The House of Commons of the United Kingdom has passed the controversial Online Safety Bill, and it seems the hardliners have the upper hand as the proposed law threatens to jail tech executives for failing to protect children online.
The potential prison sentence for tech managers who would fail to stop children from seeing harmful or abusive material online was added to the wording of the Online Safety Bill after a backbench rebellion, BBC reported.
Nearly 50 Tory MPs wanted to amend the bill and introduce two-year sentences for managers of sites hosting user-generated content who would fail to take “proportionate measures” to stop material harmful to children from spreading online.
And they did. The opposition – Labour – also supported the amendment, so the ministers had to make a deal with the rebels and promised to introduce similar proposals.
Currently, the law only makes managers of tech companies criminally liable for failing to give information to UK media regulator Ofcom. But the new draft proposes personal criminal liability for the bosses – the supporters say it’s the only way to make child safety provisions effective.

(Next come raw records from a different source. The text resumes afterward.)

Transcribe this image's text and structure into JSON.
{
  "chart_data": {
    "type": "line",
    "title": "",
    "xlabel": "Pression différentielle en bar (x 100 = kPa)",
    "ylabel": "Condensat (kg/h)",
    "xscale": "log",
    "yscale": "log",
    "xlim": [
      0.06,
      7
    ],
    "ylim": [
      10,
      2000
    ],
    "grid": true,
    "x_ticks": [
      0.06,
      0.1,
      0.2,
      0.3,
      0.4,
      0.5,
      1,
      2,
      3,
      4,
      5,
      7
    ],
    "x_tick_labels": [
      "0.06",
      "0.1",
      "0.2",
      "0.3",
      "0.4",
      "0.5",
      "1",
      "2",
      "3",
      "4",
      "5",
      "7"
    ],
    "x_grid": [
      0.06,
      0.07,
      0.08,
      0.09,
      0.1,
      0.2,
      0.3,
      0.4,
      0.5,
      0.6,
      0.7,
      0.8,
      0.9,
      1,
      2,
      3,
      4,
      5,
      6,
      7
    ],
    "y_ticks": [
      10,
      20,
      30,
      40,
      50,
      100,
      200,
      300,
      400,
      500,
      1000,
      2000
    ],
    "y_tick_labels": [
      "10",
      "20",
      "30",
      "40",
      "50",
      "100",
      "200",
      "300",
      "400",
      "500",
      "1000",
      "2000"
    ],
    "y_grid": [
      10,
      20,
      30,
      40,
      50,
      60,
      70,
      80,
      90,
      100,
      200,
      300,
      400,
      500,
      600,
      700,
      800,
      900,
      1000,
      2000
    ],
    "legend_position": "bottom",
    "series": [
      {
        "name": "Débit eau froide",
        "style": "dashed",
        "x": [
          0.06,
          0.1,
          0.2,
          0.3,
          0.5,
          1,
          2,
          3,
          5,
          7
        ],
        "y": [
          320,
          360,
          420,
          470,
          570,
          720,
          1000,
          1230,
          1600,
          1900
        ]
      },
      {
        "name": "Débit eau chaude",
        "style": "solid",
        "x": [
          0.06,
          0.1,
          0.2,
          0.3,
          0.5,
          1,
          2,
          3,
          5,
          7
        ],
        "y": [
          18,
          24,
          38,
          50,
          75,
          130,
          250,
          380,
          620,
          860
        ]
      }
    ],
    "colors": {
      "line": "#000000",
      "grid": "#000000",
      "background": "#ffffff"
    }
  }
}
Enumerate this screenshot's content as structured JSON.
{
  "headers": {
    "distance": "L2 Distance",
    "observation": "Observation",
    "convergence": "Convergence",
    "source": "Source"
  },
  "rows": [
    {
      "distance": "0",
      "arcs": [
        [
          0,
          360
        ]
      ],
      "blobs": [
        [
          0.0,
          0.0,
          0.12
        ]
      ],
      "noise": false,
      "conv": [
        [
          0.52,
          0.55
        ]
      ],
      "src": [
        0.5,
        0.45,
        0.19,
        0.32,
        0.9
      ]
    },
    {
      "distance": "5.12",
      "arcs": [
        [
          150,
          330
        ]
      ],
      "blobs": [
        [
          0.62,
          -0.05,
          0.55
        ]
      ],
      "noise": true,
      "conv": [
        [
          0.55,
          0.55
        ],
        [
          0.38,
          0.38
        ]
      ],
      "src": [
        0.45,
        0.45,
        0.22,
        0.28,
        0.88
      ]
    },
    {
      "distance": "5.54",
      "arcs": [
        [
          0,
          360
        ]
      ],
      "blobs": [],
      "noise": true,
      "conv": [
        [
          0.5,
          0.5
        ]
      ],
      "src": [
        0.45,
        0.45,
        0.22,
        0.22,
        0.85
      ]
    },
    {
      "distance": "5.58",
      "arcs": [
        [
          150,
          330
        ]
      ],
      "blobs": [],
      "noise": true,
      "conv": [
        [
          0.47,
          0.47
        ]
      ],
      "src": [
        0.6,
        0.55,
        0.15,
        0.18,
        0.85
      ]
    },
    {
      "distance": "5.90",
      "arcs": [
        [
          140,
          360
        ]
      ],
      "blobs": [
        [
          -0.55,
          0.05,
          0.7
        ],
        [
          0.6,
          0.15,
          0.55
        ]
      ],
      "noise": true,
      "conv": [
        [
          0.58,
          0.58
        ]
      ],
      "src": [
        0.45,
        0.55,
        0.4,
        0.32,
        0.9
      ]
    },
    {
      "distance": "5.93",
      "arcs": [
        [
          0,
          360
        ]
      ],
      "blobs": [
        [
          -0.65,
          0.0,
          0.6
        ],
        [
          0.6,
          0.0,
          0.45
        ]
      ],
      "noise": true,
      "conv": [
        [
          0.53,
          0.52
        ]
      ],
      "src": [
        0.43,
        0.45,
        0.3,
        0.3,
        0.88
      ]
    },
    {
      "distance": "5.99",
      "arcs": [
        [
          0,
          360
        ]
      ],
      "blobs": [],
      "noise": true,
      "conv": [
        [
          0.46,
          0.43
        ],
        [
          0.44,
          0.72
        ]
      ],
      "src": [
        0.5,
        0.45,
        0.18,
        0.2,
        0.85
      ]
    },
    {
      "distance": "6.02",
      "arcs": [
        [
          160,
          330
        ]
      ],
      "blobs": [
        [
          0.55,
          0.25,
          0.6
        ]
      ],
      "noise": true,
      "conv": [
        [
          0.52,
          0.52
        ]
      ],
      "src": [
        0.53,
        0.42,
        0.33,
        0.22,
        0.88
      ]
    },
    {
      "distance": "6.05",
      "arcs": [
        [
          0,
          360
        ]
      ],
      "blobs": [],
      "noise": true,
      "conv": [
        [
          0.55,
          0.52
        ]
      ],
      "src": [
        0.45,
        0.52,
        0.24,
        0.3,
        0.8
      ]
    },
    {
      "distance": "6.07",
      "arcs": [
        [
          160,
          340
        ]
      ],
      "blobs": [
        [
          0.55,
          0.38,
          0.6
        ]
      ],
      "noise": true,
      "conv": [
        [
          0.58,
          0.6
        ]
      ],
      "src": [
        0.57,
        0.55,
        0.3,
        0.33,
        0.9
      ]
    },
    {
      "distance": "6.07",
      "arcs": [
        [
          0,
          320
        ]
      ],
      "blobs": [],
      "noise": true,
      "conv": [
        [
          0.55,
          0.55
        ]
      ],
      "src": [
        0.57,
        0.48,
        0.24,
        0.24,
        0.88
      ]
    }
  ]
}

The document says “proportionate measures” could be age verification, taking content down, and parental control. If social media bosses ignore these rules, they could be jailed or fined.
“The criminal penalties, including imprisonment and fines, will be commensurate with similar offences. While this amendment will not affect those who have acted in good faith to comply in a proportionate way, it gives the act additional teeth to deliver change and ensure that people are held to account if they fail to properly protect children,” Michelle Donelan, The Culture Secretary, said in a written statement.
According to critics, though, both the fixation on child safety and several other measures actually threaten privacy and private communications online. They urge the UK Parliament to reject the current draft.
Risk of over-moderation
The Center for Data Innovation, a think tank studying data, technology, and public policy, says that there are “fundamental problems” and “fatal flaws” with the bill – even if the government made some improvements, such as dropping restrictions on “legal but harmful” content for adults to better protect free speech.
“Holding senior tech employees criminally liable if they fail to protect children on their services will spur online services to over-moderate content potentially harmful to children for all users to avoid the risk of jail time for their employees,” the Center commented.
Experts also call on both the UK government and the European Commission – which has prepared its own proposal to restrict the proliferation of child sexual abuse material online – to think about the value of end-to-end encryption and how it would suffer if monitoring for illegal content invaded user privacy.
However, UK’s former Home Secretary Priti Patel, who also supported a proposal to jail tech bosses, has been calling encryption a “betrayal” of children because it allegedly limits the ability of police to investigate child abuse.
"A great many child predators use social media platforms such as Facebook to discover, target, and sexually abuse children. These protections need to be in place before end-to-end encryption is rolled out around the world. Child safety must never be an afterthought,” Pratel said in October 2022.